"Pulsar XP" Homebuilt Experimental Aircraft
October 1st 2011 is a proud day in my organization's history. On this day we traveled to Sanford North Carolina to pick up a Pulsar XP that had been graciously donated to my organization. When we finally arrived in Sanford my heart was pounding and I was extremely anxious to get on the ramp and begin loading the aircraft onto our trailer. The day was beautiful with picture perfect clouds in the sky. I stood on the ramp and took a moment to take it all in, my moment of peace was interrupted by the airport manager who was eager to have the Pulsar removed from his ramp. The airport manager told me the aircraft was in terrible shape and had been sitting on his ramp for over a decade. The Pulsar had been neglected and it's condition allowed to deteriorate. I honestly became upset and sad at the same time, from a distance the aircraft was beautiful but up close you can bare witness to what sitting outside for over a decade on a tie down can do to an aircraft. The rudder was waving back and forth with any little push of the wind and every time it hit the stop there was a loud bang. There were wasp nest everywhere, the canopy had been left open and there was a nice puddle of water located behind the pilot & co-pilot seat. The cables for the rudder pedals had rusted way due to the puddle of water, as I looked forward I noticed the flap lever was engaged, the keys were still in the ignition, and the master switch was left in the ON position. In my mind at that point in time, this was more than just a plane pick up for my organization. This had become a rescue mission, the Pulsar needed a new home with people who could provide it with a lot of TLC. For the next two years I would go on to donate my entire salary to help kids restore this airplane.

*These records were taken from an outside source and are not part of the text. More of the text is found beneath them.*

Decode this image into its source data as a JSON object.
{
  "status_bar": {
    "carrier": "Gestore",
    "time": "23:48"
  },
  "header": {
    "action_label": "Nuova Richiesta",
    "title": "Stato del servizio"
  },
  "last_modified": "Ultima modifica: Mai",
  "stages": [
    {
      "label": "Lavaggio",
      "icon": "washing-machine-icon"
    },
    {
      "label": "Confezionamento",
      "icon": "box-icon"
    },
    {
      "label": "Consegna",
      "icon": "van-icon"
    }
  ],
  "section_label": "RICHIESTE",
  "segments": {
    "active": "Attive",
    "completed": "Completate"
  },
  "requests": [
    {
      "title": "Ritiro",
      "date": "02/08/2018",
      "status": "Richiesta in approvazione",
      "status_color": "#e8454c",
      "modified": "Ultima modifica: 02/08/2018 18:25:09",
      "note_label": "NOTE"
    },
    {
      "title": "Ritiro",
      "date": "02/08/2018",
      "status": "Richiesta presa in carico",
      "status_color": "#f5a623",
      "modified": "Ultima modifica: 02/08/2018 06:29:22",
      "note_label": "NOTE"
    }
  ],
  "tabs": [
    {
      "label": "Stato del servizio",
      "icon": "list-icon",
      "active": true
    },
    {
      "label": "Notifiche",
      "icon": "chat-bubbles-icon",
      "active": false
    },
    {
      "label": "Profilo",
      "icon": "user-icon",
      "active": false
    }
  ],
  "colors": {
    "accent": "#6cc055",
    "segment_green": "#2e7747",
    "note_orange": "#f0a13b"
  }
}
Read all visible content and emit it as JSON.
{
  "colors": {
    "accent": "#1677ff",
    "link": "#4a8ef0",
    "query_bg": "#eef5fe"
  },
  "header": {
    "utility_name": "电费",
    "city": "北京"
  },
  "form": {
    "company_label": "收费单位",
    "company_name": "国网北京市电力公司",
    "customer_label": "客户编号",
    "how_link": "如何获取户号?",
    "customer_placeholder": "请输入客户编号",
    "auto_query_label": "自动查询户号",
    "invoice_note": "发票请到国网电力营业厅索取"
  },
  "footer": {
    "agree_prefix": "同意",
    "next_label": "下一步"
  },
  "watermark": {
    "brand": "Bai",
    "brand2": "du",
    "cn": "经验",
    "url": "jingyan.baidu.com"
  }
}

June 2012 my organization launched its first annual Discover and Achieve Challenge. Every summer we challenge students in the DMV area to do a project that is Aviation, Science, Technology, Engineering, & Math based. We held our first challenge in Hangar #2 at Reagan National Airport with the help of two A&P and one IA aviation maintenance technicians. I felt that the Pulsar would make a great project for my students, they were exposed to a career in aviation and they learned Science, Technology, Engineering, & Math without realizing it!!!
This is the best on the job training in the world and my students were able to get it for free!!! One of my students enjoyed working on the Pulsar so much, he decided to become an aviation maintenance technician. Initially he didn't want to go to college but after a month of participating in my organization's challenge he registered for classes to become an AMT at the University of the District of Columbia.